Ancestral Property & Complications
An ancestral property is a property or a land parcel that belonged to one’s ancestors. Legally speaking, an ancestral property is the one which is inherited up to 4 generations of male lineage. The right to a share in an ancestral property accrues by birth itself, unlike other forms of inheritance, where legacy opens upon the death of the owner.
Characteristics of Ancestral Property
1. The ancestral property should be 4 generations old.
2. The property should not have been divided by the members. When the division/partition happens, it becomes the self-acquired property and not ancestral property.
3. The person has the right over the property right from the birth. The right to a share in ancestral or coparcenary property accrues by birth itself, unlike other forms of inheritance, where inheritance happens only on the death of the owner.

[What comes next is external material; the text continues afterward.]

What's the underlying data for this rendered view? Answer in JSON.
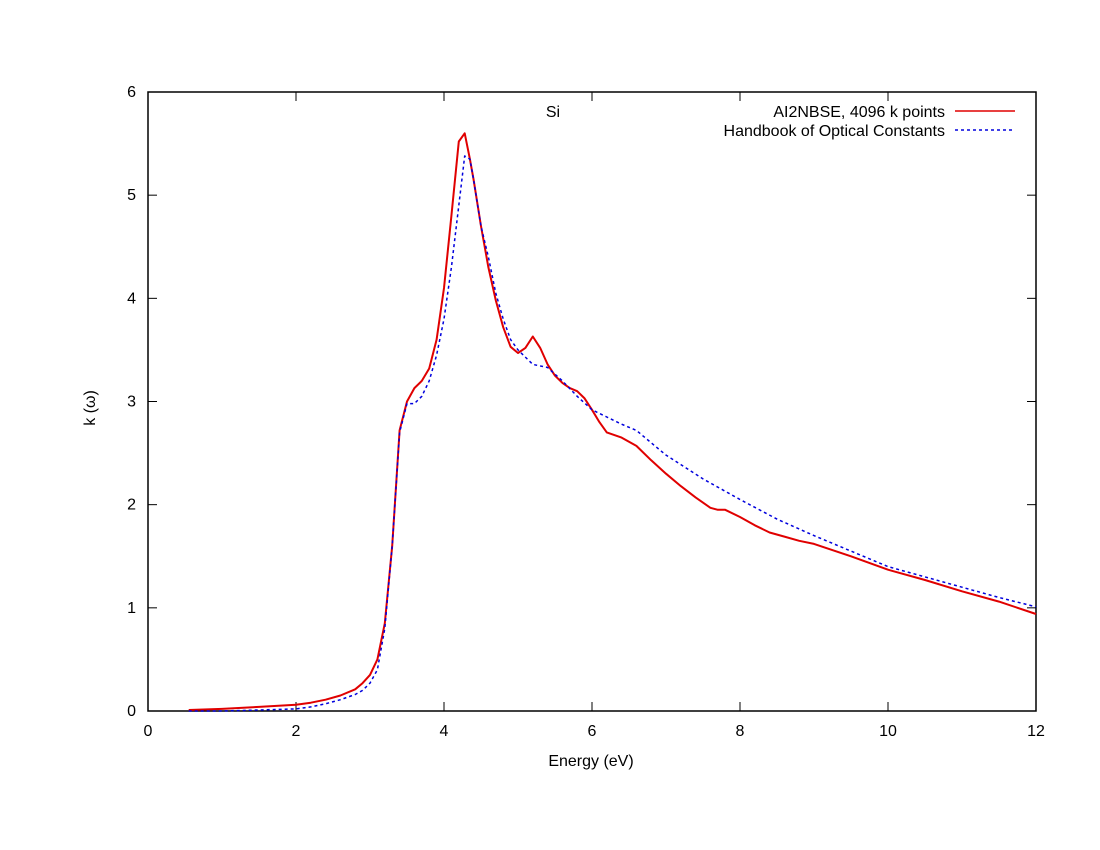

4. The ancestral property rights are controlled by per stripes and not by per capita. The shares are first determined for each generation and subdivided for the successive generation.
5. Share of each successive generations are in turn subdivided what has been inherited by their respective predecessor.
6. Properties inherited from mother, grandmother, uncle and even brother is not ancestral property. Property inherited by will and gift are not ancestral properties.
7. Self-acquired property can become ancestral property if it is thrown into the pool of ancestral properties and enjoyed in common.
Classification of Ancestral Property
The property under Hindu Law can be classified under two heads:-
· Coparcenary property; and
· Separate property.
Coparcenary property is again divisible into:-
· ancestral property and
· Joint family property which is not ancestral.
This latter kind of property consists of property acquired with the aid of ancestral property and property acquired by the individual coparcener without such aid but treated by them as property of the whole family.
1) Property from paternal ancestors: In this situation, the Hindu male inherits the property from his father, father’s father, father’s father’s father. In other words, property acquired from any one of the 3 immediate paternal ancestors. Such property is considered as ancestral property.
2) Property from maternal ancestors: Any ancestral property inherited from the maternal ancestors is termed as separate property and not ancestral property.
3) Property from the females: Any property inherited by the females of the house doesn’t come under the ancestral property. The property brought by women is considered as her separate property.
4) Property obtained through Gift/Will from paternal ancestors: When a property is obtained by gift/Will from his ancestors, it can be either considered as ancestral or self-acquired property. It depends on the intention of the ancestors as mentioned in the Gift Deed/Will. If the ancestors make a condition that the inheritor should take the property for the benefit of the family, then it is ancestral property. If no condition is made, it is considered as a separate property.
5) Other property: Any property which is bought from the income of the ancestral property is known as ancestral property. So anything purchased with the assistance of ancestral property is also called as ancestral property. The children, grandchildren, great-grandchildren possess an interest over the income and accretion even before their birth.
Normally, Will cannot be made of ancestral property but if a coparcener acquires his share in ancestral property than he can make a will of his share and bequest it to all coparceners.
Sec 26 of Hindu Succession Act provides that, if a person is converted into other religion, he still has rights over ancestral property. The person has the birthright over such property, so the conversion cannot stop from claiming the property. The illegitimate child cannot claim any rights over ancestral property.
An ancestral property cannot be gifted. Every legal heir is entitled to have an equal share in the ancestral property. After 2005 daughters of the Hindu undivided family have equal rights to ancestral property.
Who can sell an ancestral property?
While the head of a Hindu undivided family (HUF) has the power to manage the family assets under the Hindu law, an ancestral property cannot be sold by the sole decision of one or part owners, since four generations have their claim over such a property. The consent of each stakeholder will be required, to sell an undivided ancestral property. All coparceners, including daughters, can seek partition and sale of the ancestral property.
What is the right of a wife in her husband’s ancestral property?
Under the Hindu law, the wife of a man is entitled to get a share in her husband’s ancestral property in the capacity of his Class-I heir after his demise.
Under Muslim law, there is no concept of coparcener property, so ancestral property doesn’t exist. Under the Muslim law, there are two types of heirs – the sharers, who are entitled to a certain share in the deceased’s property and the residuary, who takes up the share in the property that is left over after the sharers have taken their share.
The Christian law is governed by the Indian Succession Act and there are no provisions for the ancestral property. In both these laws, person can inherit their property either by Will/gift or after their death and the legal heir can inherit their property. Among Christians, the inheritance and succession rules treat men and women equally. Also, their property is treated as self-acquired, in spite of its mode of acquisition and during one’s lifetime, nobody else can contest for it.